Even though the number of cases of COVID-19 in Australia and New Zealand and many other countries have stabilised or slowed to a very low number of cases, the world and how we must see it has changed forever.
As an example,the handshake, for hundreds of years the recognised international way to greet people, particularly by males, is now a rapidly receding memory, replaced with elbow bumps or other techniques intended to ensure that we don’t touch others outside of our immediate families.
That we keep to the now ingrained 1.5m separation rule is now the way we must live our lives, at least until there is a vaccine. Considering that even after all this time there is still not a vaccine for SARs, is an indication of just how difficult it will be to both find an effective COVID-19 vaccine and get it out to the whole world at a price which makes it something we will all be able to have.
So we have to come to terms that this is now a world we share with this virus and it will strike any time it gets the chance and with no available cure, the only way we can do that sharing is to follow practices which are now a part of life.
In many ways we are now all like people who are allergic to gluten, there is no cure and we have to change our lives and continuously monitor what we do to ensure that it doesn’t happen to us.
Washing hands should not be anything new, we should all have been doing it whether in the food industry or not, but now it has been properly highlighted as the main method for stopping the spread of bacteria and other micro-organisms.
I was running some training in the last week and for the first time ever of running food safety training, did not have to spend much time on reminding the group about the importance of handwashing and the correct method to use.
The big change for us all is the distance we now need to constantly remind ourselves to stay away from each other, which is a hard thing for such a social creature to do.

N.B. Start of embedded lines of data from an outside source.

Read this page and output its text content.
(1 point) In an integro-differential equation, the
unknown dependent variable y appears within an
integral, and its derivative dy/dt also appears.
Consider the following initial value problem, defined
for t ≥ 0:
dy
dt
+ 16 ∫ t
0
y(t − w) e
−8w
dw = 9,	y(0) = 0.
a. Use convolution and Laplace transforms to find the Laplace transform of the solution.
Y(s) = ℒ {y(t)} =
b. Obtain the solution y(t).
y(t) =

With the media no longer having rolling 24 hour coverage of COVD-19 and no reporting every day on the number of cases and deaths, you can see that people generally are slipping back to the ways BC (before COVID-19) and not staying apart or washing hands as much. You can now even find hand sanitiser in the supermarket!!!
A place I do work with has had the same bottle of hand sanitiser on a table for nearly three weeks. Back two months ago it was being emptied and replaced nearly every three days.
The owners and managers of food businesses have a moral and legal responsibility to ensure that they walk the talk and be the example of what are now the requirements for us all in this new world, and to ensure that all their staff do so as well, especially as restrictions are lifted and we emerge into whatever our brave new world is going to look like.